JUVE, QUANT’È BELLA L’ATALANTA LAZIO, IL K.O. PUÒ PESARE IL DOPPIO
Juve, Dea grazie! I bianconeri sospirano e applaudono l’Atalanta, la Lazio resta ferma sui blocchi. È falsa ripartenza per Immobile e compagni: nella corsascudetto perdono terreno e
scivolano a meno quattro. Il ribaltone subito a Bergamo dagli inseguitori incide sulla volata per il titolo non soltanto per il distacco aumentato, ma per come è maturato. La Lazio s’era illusa, l’1-2 avrebbe annichilito chiunque. I ragazzi di Gasperini, però, esibiscono la grande bellezza anche in situazioni al limite e la traducono in imprese. Dài e dài, con la loro tela, ormai diventata un marchio internazionale, avvolgono una squadra che sferra mazzate terribili, ma non il k.o. definitivo. E alla fine si meritano il posto che occupano. Il torneo è lungo e si surriscalderà, comunque Inzaghi e i suoi hanno buttato via una preziosa occasione per insidiare la corazzata di Sarri. I rimpianti di Bergamo potrebbero lasciare scorie dure da smaltire. Brava l’Atalanta a non cedere mai, Mola mia come ai tempi bui di piena pandemia: rosicchia due punti all’Inter, che si complica la vita in casa, e tiene a distanza la Roma, che con due colpi al volo di Dzeko sconfigge la Sampdoria.

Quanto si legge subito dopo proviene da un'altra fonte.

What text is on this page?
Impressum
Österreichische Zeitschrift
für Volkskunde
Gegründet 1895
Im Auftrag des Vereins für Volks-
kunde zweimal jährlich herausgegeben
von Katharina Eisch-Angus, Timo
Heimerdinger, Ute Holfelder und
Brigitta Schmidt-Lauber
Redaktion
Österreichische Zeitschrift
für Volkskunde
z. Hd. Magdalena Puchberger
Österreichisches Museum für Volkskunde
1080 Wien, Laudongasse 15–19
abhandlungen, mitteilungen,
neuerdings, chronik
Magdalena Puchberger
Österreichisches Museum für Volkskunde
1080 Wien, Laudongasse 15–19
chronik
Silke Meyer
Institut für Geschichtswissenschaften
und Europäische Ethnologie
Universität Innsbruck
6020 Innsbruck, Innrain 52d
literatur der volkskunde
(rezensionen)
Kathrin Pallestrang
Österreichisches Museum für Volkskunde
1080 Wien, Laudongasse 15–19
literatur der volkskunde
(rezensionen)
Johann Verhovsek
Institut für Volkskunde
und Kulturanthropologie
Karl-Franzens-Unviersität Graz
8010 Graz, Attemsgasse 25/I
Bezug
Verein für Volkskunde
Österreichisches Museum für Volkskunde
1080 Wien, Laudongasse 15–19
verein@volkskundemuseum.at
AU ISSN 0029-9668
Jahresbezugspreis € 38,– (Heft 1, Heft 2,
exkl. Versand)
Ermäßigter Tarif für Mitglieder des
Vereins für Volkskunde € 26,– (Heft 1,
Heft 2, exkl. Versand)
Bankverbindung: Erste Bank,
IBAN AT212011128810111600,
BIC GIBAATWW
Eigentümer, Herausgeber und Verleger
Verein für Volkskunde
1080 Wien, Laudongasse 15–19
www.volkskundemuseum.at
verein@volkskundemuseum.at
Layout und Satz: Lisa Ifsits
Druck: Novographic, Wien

Nel primo intero turno della ripartenza della A, l’effetto sottovuoto produce curiose cifre. Nove delle dieci squadre ospiti hanno segnato almeno un gol: fa eccezione l’Udinese, lasciata a secco dal Torino, capace di ritrovare il gusto del bottino pieno. Sono cinque le vittorie fuori casa: il fattore campo viene attenuato, tutto sommato non c’è da sorprendersi. Come non c’è mai da stupirsi quando di mezzo c’è l’Inter. I punti in palio restano 33, numero sempre affascinante quando si evocano miracoli, non solo a Milano. Senza esagerare, però, soprattutto in casa nerazzurra. Conte a ragione pretende dai suoi di rompere le scatole sino alla fine. Ma a chi? Innanzitutto non a loro stessi e al loro condottiero. Anche ieri nel vuoto di San Siro sono riaffiorate, sino a lasciare i lividi, le pulsioni autolesionistiche del gruppo interista, le stesse che hanno compromesso la semifinale in Coppa Italia a Napoli, con la rete decisiva incassata su una distrazione da torneo Allievi, e il finale da batticuore contro una Sampdoria dominata in lungo e in largo. Stavolta è andata persino peggio, in un pirotecnico 3-3. Conte deve tenere tutti sulla corda: da qui ad agosto la traversata nei deserti degli stadi è lunga, non si può appoggiare soltanto sui 14-15 titolari. Ecco il perché dei cinque cambi rispetto alla formazione di domenica scorsa. Il Sassuolo domenica ne ha prese quattro dall’Atalanta, però resta sfrontato. In biancoverde gli emiliani somigliano al Celtic, che agli interisti di lunga data ricorda la finale di Coppa dei Campioni persa nel 1967, epilogo dell’epopea di Helenio Herrera. Più che alle suggestioni, l’Inter deve comunque badare ai suoi passaggi a vuoto. I ragazzi di De Zerbi recitano un canovaccio piacevole, senza mai buttare via un’iniziativa: vanno incoraggiati. Gli interisti invece devono capire che cosa vogliono fare da grandi. Nonostante la gialappata di Gagliardini e il rigore maldestro offerto da Young, strappi il vantaggio a 4’ dalla fine. Conte ti implora di giustiziare l’avversario, e tu che t’inventi ancora? All’89’ fai recitare a Magnani la parte da protagonista in “Inter difesa aperta”. Film già visto, puro neorealismo nerazzurro. E la rimonta, la rimonta? Per la solita pazza Inter rimane genere fantascienza.